Blessing

Die Welt gehört von den Sorgen befreit

U4 Hietzing

Der Mensch, der mein Leben am meisten geformt hat, ist meine Großmutter, bei der ich aufgewachsen bin. Ich hatte als Kind vor allem Angst, ich hatte wirklich wenig Selbstbewusstsein. Sie hat mir beigebracht, in der Öffentlichkeit zu sprechen. Sie hat gesagt: Schau nicht auf den Boden, schau den Leuten ins Gesicht. Heute liebe ich es, unter Menschen zu sein. Sie ist 2008 gestorben. Ich war nicht dabei. Sie war über neunzig Jahre alt.

Ich heiße Blessing Chukwukere, bin 38 Jahre alt, wohne schon seit fast zwölf Jahren in Österreich und bin seit neun Jahren Augustinverkäufer in Hietzing. Wien ist nicht gerade berühmt in Nigeria, insofern bin ich eher zufällig hier gelandet. Aber ich bin absichtlich geblieben. Es ist schön hier und ruhig.

Aufgewachsen bin ich in Onitsha, einer kleinen Stadt in Anambra State, im Osten von Nigeria. Ich fahre heuer zum ersten Mal in all dieser Zeit wieder zu meiner Familie. Das ist möglich, weil ich im März die Papiere für einen unbefristeten Aufenthalt bekommen habe. Wieso das so lange gedauert hat, weiß ich nicht. Das ist halt Österreich.

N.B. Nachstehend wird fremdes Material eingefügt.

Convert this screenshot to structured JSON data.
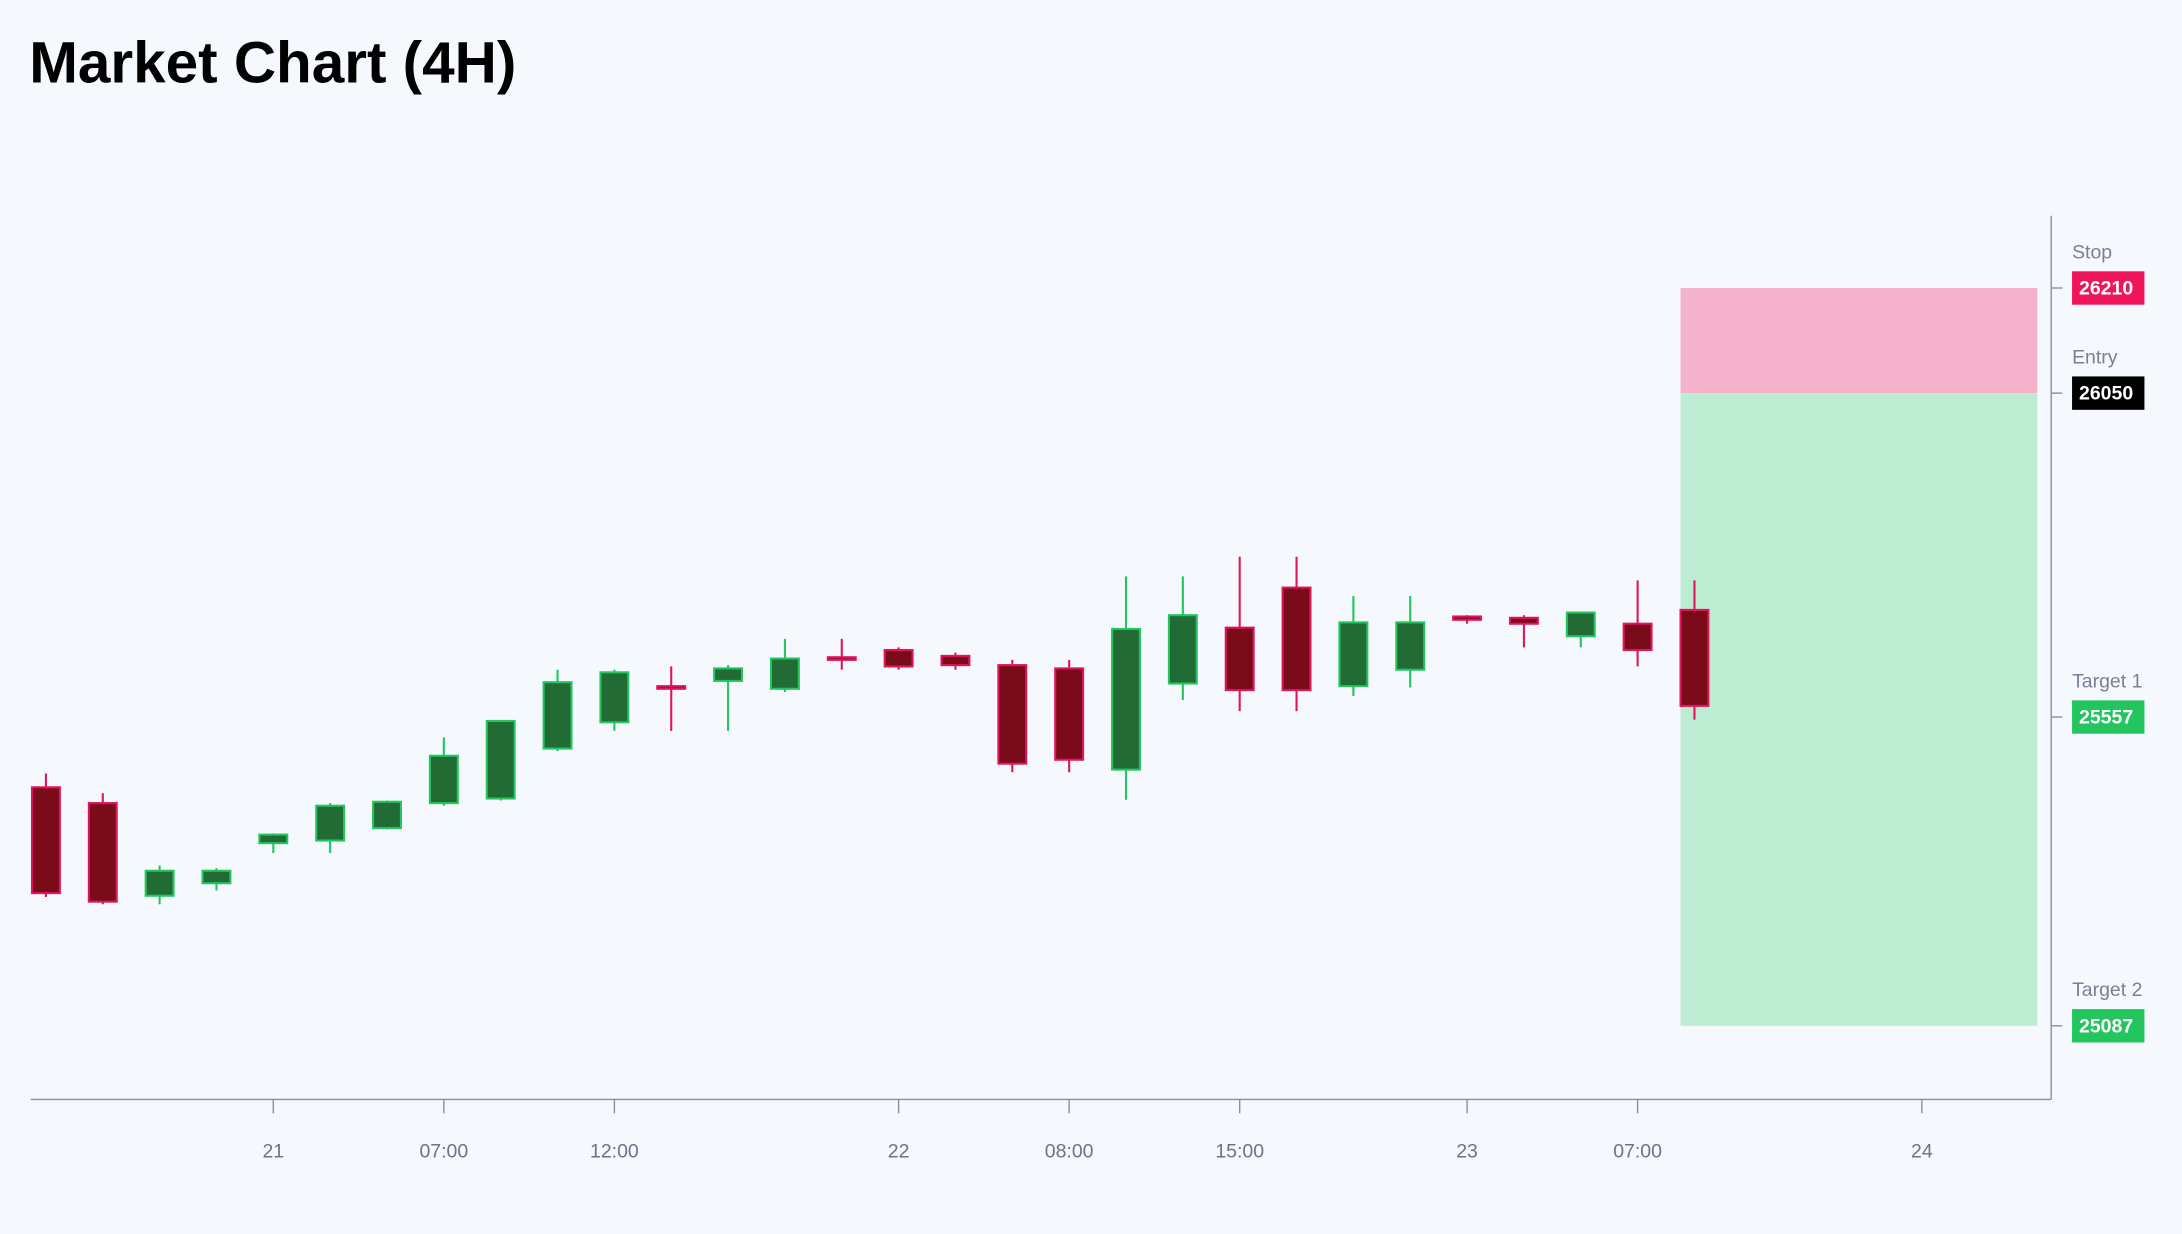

Das Warten auf die Aufenthaltspapiere ist eine Zeit der großen Angst: Du weißt nicht, was morgen kommt. Du schläfst schlecht. Immer wenn du Polizeisirenen hörst, denkst du: Vielleicht kommen sie und holen mich. Ich bete für alle, dass sie nie in dieser Situation sein müssen.

Jetzt, wo ich die Papiere habe, möchte ich mein PhD-Studium machen und vielleicht Universitätsprofessor werden – für Internationale Beziehungen; oder meinetwegen Außenminister! Ich habe den Bachelor in Diplomatic Studies und den Master in International Relations gemacht. Ich hatte schon ein Angebot für ein Referendariat an der Universität, aber das konnte ich nicht annehmen, weil ich kein gültiges Bleiberecht hatte und damit keine Arbeitsbewilligung.

Seit 2005 bin ich im Fußballteam Schwarz-Weiß Augustin. Da kannst du mitmachen, egal ob du sehr gut spielen kannst oder gar nicht – du kannst wöchentlich trainieren kommen, triffst Leute, tauschst dich aus; das genieße ich. Ein anderer wichtiger Anlaufpunkt ist meine Kirche. Ich bin sehr religiös, von Kindheit an. Ich bin davon überzeugt, dass Jesus bald zurückkommt und die Gerechten mit zu Gott nimmt. Er wird uns von den Schmerzen und Sorgen dieser Welt befreien. An Ungerechtigkeiten gibt es ja genug: In der Politikwissenschaft spricht man von «ungleicher Ressourcenverteilung». Nimm nur mein Beispiel, ich bin seit zwölf Jahren hier und durfte all diese Zeit nicht arbeiten, nicht reisen, meine Familie nicht sehen; das ist nicht der Wille Gottes. Jesus war ein Asylsuchender in Ägypten, Abraham genauso, und sie waren uns willkommen. Als Menschen aus Italien, Spanien, Großbritannien zur Missionierung nach Afrika gekommen sind, hat jemand sie nach einem Visum gefragt? Nach einer Arbeitsbewilligung? Nein, man hat sie willkommen geheißen. Da könnte sich Europa durchaus noch was abschauen.